[ggerganov/llama.cpp]llama ：添加 llm_build 辅助函数

通过函数重用代码

将一些通用代码分解为单独的函数：

[X]llm_build_inp_embd()
[X]llm_build_norm()
[X]llm_build_ffn()
[X]llm_build_k_shift()
[X]llm_build_kv_store()
[X]llm_build_qkv()

张量卸载改进

所有这些东西都是暂时的，因为我们很快将集成一个新的后端实现，该实现应该自动处理张量卸载，因此这些更改可以被视为迁移到新接口的准备步骤。

添加了卸载的健全性检查。在输出中查找以下消息：

llama_new_context_with_model: kv self size  =    2.75 MB
llama_build_graph: non-view tensors processed: 510/510                              <--- this is good
llama_new_context_with_model: compute buffer total size = 22.75 MB

llama_new_context_with_model: kv self size  =  256,00 MB
llama_build_graph: non-view tensors processed: 708/740                              <--- this is bad
llama_build_graph: ****************************************************************
llama_build_graph: not all non-view tensors have been processed with a callback
llama_build_graph: this can indicate an inefficiency in the graph implementation
llama_build_graph: build with LLAMA_OFFLOAD_DEBUG for more info
llama_build_graph: ref: https://github.com/ggerganov/llama.cpp/pull/3837
llama_build_graph: ****************************************************************
llama_new_context_with_model: compute buffer total size = 76,66 MB

后者表示图中的某些张量尚未使用回调函数进行处理。这可能会导致推理过程中效率低下，可以通过启用以下功能进行调试LLAMA_OFFLOAD_DEBUG：

https://github.com/ggerganov/llama.cpp/blob/fc5a26aadea54e2bcf6dd384e1ca0c846575bc0c/llama.cpp#L5075-L5077

一些观察

Persimmon的Q、K、V实现非常繁琐。很有可能有什么地方不对劲

ALiBi 模型可能无法很好地与 K-shift 配合使用（也在上master）：

# MPT-7B, small context of 256 to trigger shift more often, starts generating junk after first shift
make -j main && ./main -m ./models/mpt-7b/ggml-model-q4_0.gguf -p "I believe the meaning of life is" --ignore-eos -c 256 -n 512 -t 8 -ngl 999 -s 1

ggerganov

您是否考虑过更面向对象的方法？基本上创建这样的类，然后从对象组成模型。

struct llm_norm {
    float eps;
    tensor weight;
    tensor bias;
    tensor forward(x) {
        return norm(x, eps) * weight + bias;
    }
};

需要明确的是，我知道这不是什么新鲜事，它本质上与 pytorch 和其他框架中所做的相同。这将是一次更大的重构，但可能会导致更加模块化且更易于扩展的设计。

slaren

是的，我可以看到好处。我们将在模型加载时初始化模块，然后图表将是非常短的前向调用。
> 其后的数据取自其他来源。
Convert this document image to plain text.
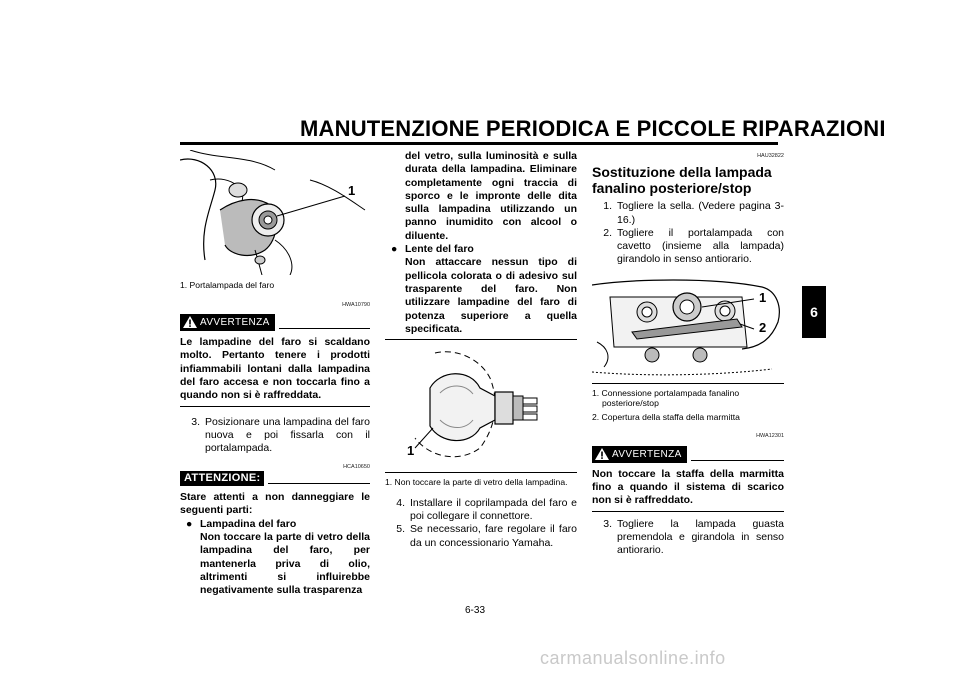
MANUTENZIONE PERIODICA E PICCOLE RIPARAZIONI
6
1
1. Portalampada del faro
HWA10790
AVVERTENZA
Le lampadine del faro si scaldano molto. Pertanto tenere i prodotti infiammabili lontani dalla lampadina del faro accesa e non toccarla fino a quando non si è raffreddata.
3. Posizionare una lampadina del faro nuova e poi fissarla con il portalampada.
HCA10650
ATTENZIONE:
Stare attenti a non danneggiare le seguenti parti:
● Lampadina del faro
Non toccare la parte di vetro della lampadina del faro, per mantenerla priva di olio, altrimenti si influirebbe negativamente sulla trasparenza
del vetro, sulla luminosità e sulla durata della lampadina. Eliminare completamente ogni traccia di sporco e le impronte delle dita sulla lampadina utilizzando un panno inumidito con alcool o diluente.
● Lente del faro
Non attaccare nessun tipo di pellicola colorata o di adesivo sul trasparente del faro. Non utilizzare lampadine del faro di potenza superiore a quella specificata.
1
1. Non toccare la parte di vetro della lampadina.
4. Installare il coprilampada del faro e poi collegare il connettore.
5. Se necessario, fare regolare il faro da un concessionario Yamaha.
HAU32822
Sostituzione della lampada fanalino posteriore/stop
1. Togliere la sella. (Vedere pagina 3-16.)
2. Togliere il portalampada con cavetto (insieme alla lampada) girandolo in senso antiorario.
1
2
1. Connessione portalampada fanalino posteriore/stop
2. Copertura della staffa della marmitta
HWA12301
AVVERTENZA
Non toccare la staffa della marmitta fino a quando il sistema di scarico non si è raffreddato.
3. Togliere la lampada guasta premendola e girandola in senso antiorario.
6-33
carmanualsonline.info
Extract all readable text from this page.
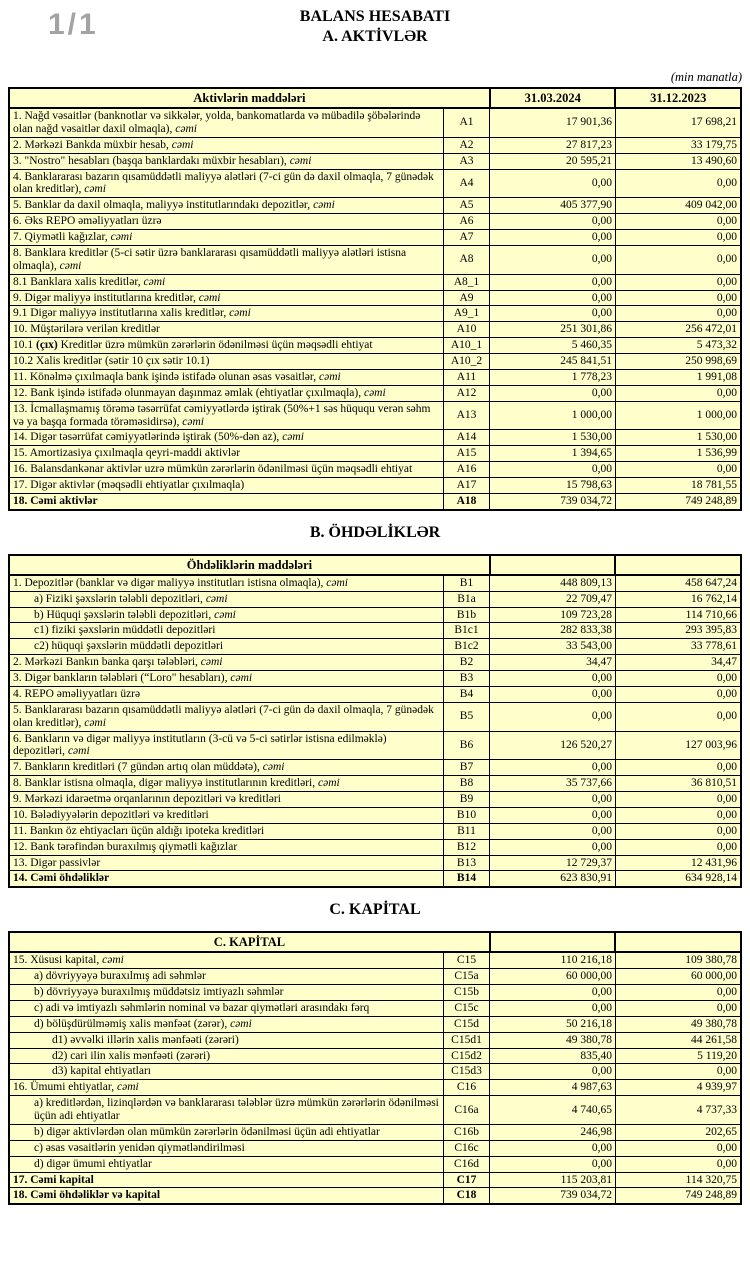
1/1	BALANS HESABATI
A. AKTİVLƏR
(min manatla)
Aktivlərin maddələri		31.03.2024	31.12.2023
1. Nağd vəsaitlər (banknotlar və sikkələr, yolda, bankomatlarda və mübadilə şöbələrində olan nağd vəsaitlər daxil olmaqla), cəmi	A1	17 901,36	17 698,21
2. Mərkəzi Bankda müxbir hesab, cəmi	A2	27 817,23	33 179,75
3. "Nostro" hesabları (başqa banklardakı müxbir hesabları), cəmi	A3	20 595,21	13 490,60
4. Banklararası bazarın qısamüddətli maliyyə alətləri (7-ci gün də daxil olmaqla, 7 günədək olan kreditlər), cəmi	A4	0,00	0,00
5. Banklar da daxil olmaqla, maliyyə institutlarındakı depozitlər, cəmi	A5	405 377,90	409 042,00
6. Əks REPO əməliyyatları üzrə	A6	0,00	0,00
7. Qiymətli kağızlar, cəmi	A7	0,00	0,00
8. Banklara kreditlər (5-ci sətir üzrə banklararası qısamüddətli maliyyə alətləri istisna olmaqla), cəmi	A8	0,00	0,00
8.1 Banklara xalis kreditlər, cəmi	A8_1	0,00	0,00
9. Digər maliyyə institutlarına kreditlər, cəmi	A9	0,00	0,00
9.1 Digər maliyyə institutlarına xalis kreditlər, cəmi	A9_1	0,00	0,00
10. Müştərilərə verilən kreditlər	A10	251 301,86	256 472,01
10.1 (çıx) Kreditlər üzrə mümkün zərərlərin ödənilməsi üçün məqsədli ehtiyat	A10_1	5 460,35	5 473,32
10.2 Xalis kreditlər (sətir 10 çıx sətir 10.1)	A10_2	245 841,51	250 998,69
11. Könəlmə çıxılmaqla bank işində istifadə olunan əsas vəsaitlər, cəmi	A11	1 778,23	1 991,08
12. Bank işində istifadə olunmayan daşınmaz əmlak (ehtiyatlar çıxılmaqla), cəmi	A12	0,00	0,00
13. İcmallaşmamış törəmə təsərrüfat cəmiyyətlərdə iştirak (50%+1 səs hüququ verən səhm və ya başqa formada törəməsidirsə), cəmi	A13	1 000,00	1 000,00
14. Digər təsərrüfat cəmiyyətlərində iştirak (50%-dən az), cəmi	A14	1 530,00	1 530,00
15. Amortizasiya çıxılmaqla qeyri-maddi aktivlər	A15	1 394,65	1 536,99
16. Balansdankənar aktivlər uzrə mümkün zərərlərin ödənilməsi üçün məqsədli ehtiyat	A16	0,00	0,00
17. Digər aktivlər (məqsədli ehtiyatlar çıxılmaqla)	A17	15 798,63	18 781,55
18. Cəmi aktivlər	A18	739 034,72	749 248,89
B. ÖHDƏLİKLƏR
Öhdəliklərin maddələri			
1. Depozitlər (banklar və digər maliyyə institutları istisna olmaqla), cəmi	B1	448 809,13	458 647,24
a) Fiziki şəxslərin tələbli depozitləri, cəmi	B1a	22 709,47	16 762,14
b) Hüquqi şəxslərin tələbli depozitləri, cəmi	B1b	109 723,28	114 710,66
c1) fiziki şəxslərin müddətli depozitləri	B1c1	282 833,38	293 395,83
c2) hüquqi şəxslərin müddətli depozitləri	B1c2	33 543,00	33 778,61
2. Mərkəzi Bankın banka qarşı tələbləri, cəmi	B2	34,47	34,47
3. Digər bankların tələbləri (“Loro" hesabları), cəmi	B3	0,00	0,00
4. REPO əməliyyatları üzrə	B4	0,00	0,00
5. Banklararası bazarın qısamüddətli maliyyə alətləri (7-ci gün də daxil olmaqla, 7 günədək olan kreditlər), cəmi	B5	0,00	0,00
6. Bankların və digər maliyyə institutların (3-cü və 5-ci sətirlər istisna edilməklə) depozitləri, cəmi	B6	126 520,27	127 003,96
7. Bankların kreditləri (7 gündən artıq olan müddətə), cəmi	B7	0,00	0,00
8. Banklar istisna olmaqla, digər maliyyə institutlarının kreditləri, cəmi	B8	35 737,66	36 810,51
9. Mərkəzi idarəetmə orqanlarının depozitləri və kreditləri	B9	0,00	0,00
10. Bələdiyyələrin depozitləri və kreditləri	B10	0,00	0,00
11. Bankın öz ehtiyacları üçün aldığı ipoteka kreditləri	B11	0,00	0,00
12. Bank tərəfindən buraxılmış qiymətli kağızlar	B12	0,00	0,00
13. Digər passivlər	B13	12 729,37	12 431,96
14. Cəmi öhdəliklər	B14	623 830,91	634 928,14
C. KAPİTAL
C. KAPİTAL			
15. Xüsusi kapital, cəmi	C15	110 216,18	109 380,78
a) dövriyyəyə buraxılmış adi səhmlər	C15a	60 000,00	60 000,00
b) dövriyyəyə buraxılmış müddətsiz imtiyazlı səhmlər	C15b	0,00	0,00
c) adi və imtiyazlı səhmlərin nominal və bazar qiymətləri arasındakı fərq	C15c	0,00	0,00
d) bölüşdürülməmiş xalis mənfəət (zərər), cəmi	C15d	50 216,18	49 380,78
d1) əvvəlki illərin xalis mənfəəti (zərəri)	C15d1	49 380,78	44 261,58
d2) cari ilin xalis mənfəəti (zərəri)	C15d2	835,40	5 119,20
d3) kapital ehtiyatları	C15d3	0,00	0,00
16. Ümumi ehtiyatlar, cəmi	C16	4 987,63	4 939,97
a) kreditlərdən, lizinqlərdən və banklararası tələblər üzrə mümkün zərərlərin ödənilməsi üçün adi ehtiyatlar	C16a	4 740,65	4 737,33
b) digər aktivlərdən olan mümkün zərərlərin ödənilməsi üçün adi ehtiyatlar	C16b	246,98	202,65
c) əsas vəsaitlərin yenidən qiymətləndirilməsi	C16c	0,00	0,00
d) digər ümumi ehtiyatlar	C16d	0,00	0,00
17. Cəmi kapital	C17	115 203,81	114 320,75
18. Cəmi öhdəliklər və kapital	C18	739 034,72	749 248,89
我认为我们可以稍后执行此操作，因为准备好这些辅助函数后，可以forward(x)使用结构体的成员简单地调用它们。因此，这次重构的努力可能不会被浪费，并且将是迈向面向对象方法的第一步。

ggerganov

这更像 Pytorch。它们有一个功能性 API 来完成实际工作，然后可以静态调用它们或使用类成员等调用它们，使其更具可组合性。

monatis

我测试了perplexity在几个模型上运行：

Orca 3B - 没问题，结果完全相同。

CausalLM 14B - 没问题，结果完全相同。

米斯特拉尔和风-β：

pr: ggml_allocr_alloc: not enough space in the buffer (needed 29360128, largest block available 29358112)
GGML_ASSERT: ggml-alloc.c:148: !"not enough space in the buffer"

海豚-2.1 70B：

pr: ggml_allocr_alloc: not enough space in the buffer (needed 58720256, largest block available 58718240)
GGML_ASSERT: ggml-alloc.c:148: !"not enough space in the buffer"

在这两种情况下，差异都很小，都相差 2,016 年。

KerfuffleV2

@KerfuffleV2 太棒了！感谢您的测试 - 午餐后我会解决这个问题。

ggerganov

@KerfuffleV2 这是第一个模型的存储库吗？

https://huggingface.co/HuggingFaceH4/zephyr-7b-beta

另外，您使用哪个命令？

ggerganov

https://huggingface.co/TheBloke/zephyr-7B-beta-GGUF/

我使用 Q5_K_M 进行了测试，但我尝试了另一个经过 Q2_K 量化的 Mistral 模型，并得到了相同的错误：

ggml_allocr_alloc: not enough space in the buffer (needed 29360128, largest block available 29358112)
GGML_ASSERT: ggml-alloc.c:148: !"not enough space in the buffer"

使用似乎也-ngl 0没有帮助（尽管这是用 HIPBLAS 构建的）。

70B 是https://huggingface.co/TheBloke/Dolphin-2.1-70B-GGUF/

命令：

./perplexity.pr -f /raid/vantec/ai/wikitext-2-raw/wiki.test.raw -m /blah/openhermes-2-mistral-7b.q2_k.gguf -ngl 0 --log-disable

编译为：

make -j8 GPU_TARGETS=gfx1030 LLAMA_HIPBLAS=1 perplexity

系统是x86 Linux。

KerfuffleV2

该ggml-alloc问题应通过 2926ef6 解决

ggerganov

重构的另一个机会可能是输入部分，它在每个模型中似乎都是相同的：

    if (batch.token) {
        struct ggml_tensor * inp_tokens = ggml_new_tensor_1d(ctx0, GGML_TYPE_I32, n_tokens);
        cb(inp_tokens, "inp_tokens", -1);

        embd = ggml_get_rows(ctx0, model.tok_embeddings, inp_tokens);
    } else {
#ifdef GGML_USE_MPI
        GGML_ASSERT(false && "not implemented");
#endif

        embd = ggml_new_tensor_2d(ctx0, GGML_TYPE_F32, n_embd, n_tokens);
    }
    cb(embd, "inp_embd", -1);

我注意到llm_build_persimmon缺少 MPI 断言，因此为此创建一个通用函数将减少出现此类错误的机会。

slaren

添加llm_build_inp_embd()到 7923b70

ggerganov

这非常接近您可以从 JSON 文件或其他文件加载模型定义的位置。事实上，从目前的变化来看，这可能是可能的。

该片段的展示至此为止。